From: Nigel Wetters [mailto:[EMAIL PROTECTED]]
> I don't know about how XML::Parser handles memory - last time 
> I tried to use it to parse content.rdf from http://dmoz.org , 
> it soaked up all my memory, then bombed. Sometimes, you need 
> to write your own parsing subs :)

A casual reader could take that to imply that XML::Parser has
memory leaks.  If you have a test case which demonstrates 
XML::Parser leaking memory then please forward it to the
maintainer (Clark Cooper).  My experience of XML::Parser is 
that it is extremely solid and much faster than regexes for 
serious parsing.

Is the file you referred to a really big file?  If so, any 
parsing module that produced a tree (eg: XML::Parser in Tree 
style, XML::DOM, XML::Simple etc) would require memory to the 
tune of 'n' times the number of bytes in the original file 
(where 'n' is probably a bigger number than you'd guess).

When dealing with large XML files, an event based parser (eg:
XML::Parser in native mode, the SAX modules) or a hybrid event/
tree module like XML::Twig is best.

But I can only echo what other people have said about parsing
XML with regexes - just don't do it!  There are plenty of things
that might exist in an XML document that are really hard to cope
with using regexes (eg: encoding, entity definitions, entity 
expansion, CDATA sections etc).  If your regexes work with simple 
XML, you'll come to rely on them and then they'll break because 
you give them a document with a euro symbol.  So you fix that and 
they break when you get a document with an encoding declaration 
you weren't prepared for.

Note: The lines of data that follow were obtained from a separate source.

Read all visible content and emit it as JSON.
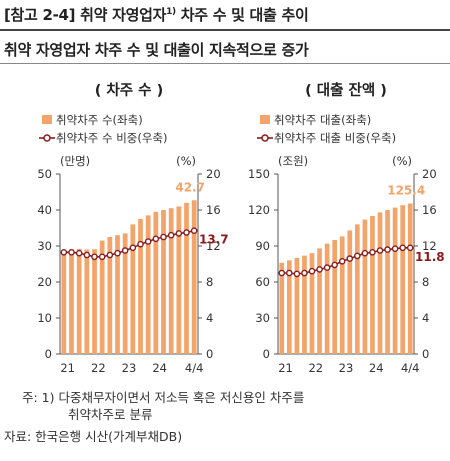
{
  "header": {
    "title": "[참고 2-4] 취약 자영업자",
    "title_sup": "1)",
    "title_tail": " 차주 수 및 대출 추이",
    "subtitle": "취약 자영업자 차주 수 및 대출이 지속적으로 증가"
  },
  "footnotes": {
    "note1_line1": "주: 1) 다중채무자이면서 저소득 혹은 저신용인 차주를",
    "note1_line2": "취약차주로 분류",
    "source": "자료: 한국은행 시산(가계부채DB)"
  },
  "colors": {
    "bar": "#f2a46a",
    "line": "#8b1a1a",
    "bar_label": "#f2a46a",
    "line_label": "#8b1a1a"
  },
  "chart_data": [
    {
      "type": "bar+line",
      "title": "( 차주 수 )",
      "legend": [
        "취약차주 수(좌축)",
        "취약차주 수 비중(우축)"
      ],
      "left_unit": "(만명)",
      "right_unit": "(%)",
      "ylim_left": [
        0,
        50
      ],
      "yticks_left": [
        "0",
        "10",
        "20",
        "30",
        "40",
        "50"
      ],
      "ylim_right": [
        0,
        20
      ],
      "yticks_right": [
        "0",
        "4",
        "8",
        "12",
        "16",
        "20"
      ],
      "xticks": [
        "21",
        "22",
        "23",
        "24",
        "4/4"
      ],
      "series": [
        {
          "name": "취약차주 수(좌축)",
          "kind": "bar",
          "values": [
            28.8,
            29.0,
            29.2,
            29.0,
            29.1,
            31.5,
            32.5,
            33.0,
            33.5,
            36.0,
            37.5,
            38.5,
            39.5,
            40.0,
            40.5,
            41.0,
            42.0,
            42.7
          ]
        },
        {
          "name": "취약차주 수 비중(우축)",
          "kind": "line",
          "values": [
            11.3,
            11.3,
            11.2,
            11.0,
            10.8,
            10.8,
            11.0,
            11.2,
            11.5,
            11.8,
            12.2,
            12.5,
            12.8,
            13.0,
            13.2,
            13.4,
            13.5,
            13.7
          ]
        }
      ],
      "last_bar_label": "42.7",
      "last_line_label": "13.7"
    },
    {
      "type": "bar+line",
      "title": "( 대출 잔액 )",
      "legend": [
        "취약차주 대출(좌축)",
        "취약차주 대출 비중(우축)"
      ],
      "left_unit": "(조원)",
      "right_unit": "(%)",
      "ylim_left": [
        0,
        150
      ],
      "yticks_left": [
        "0",
        "30",
        "60",
        "90",
        "120",
        "150"
      ],
      "ylim_right": [
        0,
        20
      ],
      "yticks_right": [
        "0",
        "4",
        "8",
        "12",
        "16",
        "20"
      ],
      "xticks": [
        "21",
        "22",
        "23",
        "24",
        "4/4"
      ],
      "series": [
        {
          "name": "취약차주 대출(좌축)",
          "kind": "bar",
          "values": [
            76,
            78,
            80,
            82,
            84,
            88,
            92,
            95,
            98,
            103,
            108,
            112,
            115,
            118,
            120,
            122,
            124,
            125.4
          ]
        },
        {
          "name": "취약차주 대출 비중(우축)",
          "kind": "line",
          "values": [
            9.0,
            9.0,
            8.9,
            9.0,
            9.2,
            9.4,
            9.6,
            9.9,
            10.3,
            10.6,
            10.9,
            11.2,
            11.3,
            11.5,
            11.6,
            11.7,
            11.8,
            11.8
          ]
        }
      ],
      "last_bar_label": "125.4",
      "last_line_label": "11.8"
    }
  ]
}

And on it goes.  I can heartily recommend 
using XML parsers for parsing XML.

Notwithstanding that rant (sorry, I'm over it now), as the author
of XML::Simple, I *can't* recommend it for solving the question
originally asked.  The sample XML used mixed content (elements
containing both text and nested elements) which XML::Simple does
not (and will not) support.

The two modules I'd be inclined to recommend for the original
problem are XML::XPath or XML::Twig.  The former is more standards
based and the latter is more Perlish.  I'd have to see some of the
actual XML and the required output before I went any further.